Prove rigorously in arbitrary metric spaces that $$\lim_{x \to a} \phi (x) + \gamma (x) = \lim_{x \to a} \phi (x) + \lim_{x \to a} \gamma(x)$$
This is what I tried to do before getting stuck (take note, what I tried to do, may be completely wrong, in which case, please let me know)
My Attempted Proof
Let $\alpha, \phi, \gamma$ be mappings on $E \subset X$, to $Y$, where $X$ and $Y$ are metric spaces.

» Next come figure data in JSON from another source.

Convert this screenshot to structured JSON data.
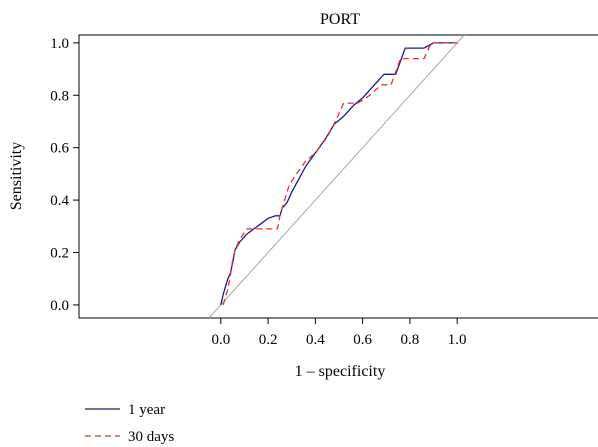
{
  "chart_data": {
    "type": "line",
    "title": "PORT",
    "xlabel": "1 – specificity",
    "ylabel": "Sensitivity",
    "xlim": [
      -0.6,
      1.6
    ],
    "ylim": [
      -0.05,
      1.03
    ],
    "x_ticks": [
      0.0,
      0.2,
      0.4,
      0.6,
      0.8,
      1.0
    ],
    "x_tick_labels": [
      "0.0",
      "0.2",
      "0.4",
      "0.6",
      "0.8",
      "1.0"
    ],
    "y_ticks": [
      0.0,
      0.2,
      0.4,
      0.6,
      0.8,
      1.0
    ],
    "y_tick_labels": [
      "0.0",
      "0.2",
      "0.4",
      "0.6",
      "0.8",
      "1.0"
    ],
    "grid": false,
    "legend_position": "bottom-left",
    "reference_line": {
      "points": [
        [
          -0.05,
          -0.05
        ],
        [
          1.03,
          1.03
        ]
      ],
      "color": "#a9a9a9"
    },
    "series": [
      {
        "name": "1 year",
        "color": "#1a1a8c",
        "dash": "solid",
        "points": [
          [
            0.0,
            0.0
          ],
          [
            0.01,
            0.04
          ],
          [
            0.02,
            0.07
          ],
          [
            0.03,
            0.1
          ],
          [
            0.04,
            0.12
          ],
          [
            0.05,
            0.16
          ],
          [
            0.06,
            0.21
          ],
          [
            0.08,
            0.24
          ],
          [
            0.11,
            0.27
          ],
          [
            0.14,
            0.29
          ],
          [
            0.17,
            0.31
          ],
          [
            0.2,
            0.33
          ],
          [
            0.23,
            0.34
          ],
          [
            0.25,
            0.34
          ],
          [
            0.26,
            0.37
          ],
          [
            0.28,
            0.39
          ],
          [
            0.3,
            0.43
          ],
          [
            0.33,
            0.48
          ],
          [
            0.36,
            0.53
          ],
          [
            0.4,
            0.58
          ],
          [
            0.44,
            0.63
          ],
          [
            0.48,
            0.69
          ],
          [
            0.52,
            0.72
          ],
          [
            0.56,
            0.76
          ],
          [
            0.6,
            0.79
          ],
          [
            0.65,
            0.84
          ],
          [
            0.69,
            0.88
          ],
          [
            0.74,
            0.88
          ],
          [
            0.78,
            0.98
          ],
          [
            0.86,
            0.98
          ],
          [
            0.88,
            0.99
          ],
          [
            0.9,
            1.0
          ],
          [
            1.0,
            1.0
          ]
        ]
      },
      {
        "name": "30 days",
        "color": "#e8302a",
        "dash": "dashed",
        "points": [
          [
            0.01,
            0.0
          ],
          [
            0.02,
            0.03
          ],
          [
            0.03,
            0.06
          ],
          [
            0.04,
            0.11
          ],
          [
            0.05,
            0.17
          ],
          [
            0.06,
            0.21
          ],
          [
            0.08,
            0.25
          ],
          [
            0.11,
            0.29
          ],
          [
            0.14,
            0.29
          ],
          [
            0.2,
            0.29
          ],
          [
            0.24,
            0.29
          ],
          [
            0.25,
            0.34
          ],
          [
            0.27,
            0.4
          ],
          [
            0.29,
            0.46
          ],
          [
            0.32,
            0.5
          ],
          [
            0.36,
            0.55
          ],
          [
            0.4,
            0.58
          ],
          [
            0.45,
            0.64
          ],
          [
            0.49,
            0.71
          ],
          [
            0.52,
            0.77
          ],
          [
            0.58,
            0.77
          ],
          [
            0.63,
            0.8
          ],
          [
            0.68,
            0.84
          ],
          [
            0.72,
            0.84
          ],
          [
            0.76,
            0.94
          ],
          [
            0.86,
            0.94
          ],
          [
            0.89,
            1.0
          ],
          [
            1.0,
            1.0
          ]
        ]
      }
    ]
  }
}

Put $\alpha (x) = \phi (x) + \gamma (x)$. Then $\lim_{x \to a} \phi (x) + \gamma (x) = \lim_{x \to a} \alpha (x)$
Suppose, $\lim_{x \to a} \alpha (x)$ exists, then by the definition of $\lim$, there eixsts a if there is a $q \in Y$ such that $\forall \epsilon > 0, \exists \delta > 0$ such that
$$d_Y (\alpha(x), q) = d_Y \left([\phi (x) + \gamma (x)], q\right) < \epsilon \ \ \ \ \ \ \ \ \ \ \ (1)$$
for all points $x \in E$ for which $0 < d_x(x,a) < \delta$.
Likewise $\lim_{x \to a} \phi (x) = c$ is defined if there exits a $c$ such that $\forall \epsilon > 0, \exists \delta > 0$ such that $$d_Y (\phi(x), c) < \frac{\epsilon}{2} \ \ \ \text{for all points $x \in E$, for which} \ \ \ 0 < d_x(x, a) < \delta \ \ \ \ \ \ (2)$$
Again $\lim_{x \to a} \gamma (x) = d$ is defined if there exits a $c$ such that $\forall \epsilon > 0, \exists \delta > 0$ such that $$d_Y (\gamma(x), d) < \frac{\epsilon}{2} \ \ \ \text{for all points $x \in E$, for which} \ \ \ 0 < d_x(x, a) < \delta \ \ \ \ \ \ (3)$$
Assuming $c$ and $d$ exist we have $$d_Y (\gamma(x), d) + d_Y (\phi(x), c) < \epsilon$$
After this point I'm lost as to where to go further.
I need to show the equality of the limits (which I'm not sure entirely how to do), and the fact that the $\delta$ chosen in my initial assumption in $(1)$, works for $(2)$ and $(3)$. Furthermore I've made an additional assumption that $c$ and $d$ must exist, when their existence needs to follow from $(1)$.
Right now it seems as if I have 3 seemingly disjointed statements and no real way to connect them into a logical proof. How would I complete this proof?
I think there is something you need to think about for this proof. The precise proof you are looking for is:
If $\lim_{x \rightarrow a} \phi(x)=c$ and $\lim_{x \rightarrow a} \gamma(x)=d$, then $\lim_{x \rightarrow a} \phi(x)+\gamma(x)=c+d$.
I am going to assume the space is endowed with a norm, which means $d(x,y)=||x-y||$.
Given $\epsilon>0$, you can find $\delta_{1}$ such:
$d_{Y}(\phi(x),c)<\epsilon/2$, $\forall x$, for which $0<d(x,a)<\delta_{1}$
And $\delta_{2}$ such:
$d_{Y}(\gamma(x),d)<\epsilon/2$, $\forall x$, for which $0<d(x,a)<\delta_{2}$
Then, given $\epsilon>0$, there is $\delta:=\min\{\delta_{1},\delta_{2}\}$ satisfying ($\forall x$, for which $0<d(x,a)<\delta$):
$d_{Y}(\phi(x)+\gamma(x),c+d)=||(\phi(x)+\gamma(x))-(c+d)||=||(\phi(x)-c)-(\gamma(x)-d)|| \leq ||(\phi(x)-c)|| + ||(\gamma(x)-d)||=d_{Y}(\phi(x),c)+d_{Y}(\gamma(x),d)<\frac{\epsilon}{2}+\frac{\epsilon}{2}=\epsilon$
And this is what we can prove (I have used triangular inequality).
We can't prove the statement in the other way, as it is false. For example, for $\phi(x)=\frac{1}{x}$, $\gamma(x)=\frac{-1}{x}$ and $a=0$. In this case, $\lim_{x \rightarrow 0} \frac{1}{x}-\frac{1}{x}=0$, but $\lim_{x \rightarrow 0} \frac{1}{x}=\lim_{x \rightarrow 0} \frac{-1}{x}=\infty$.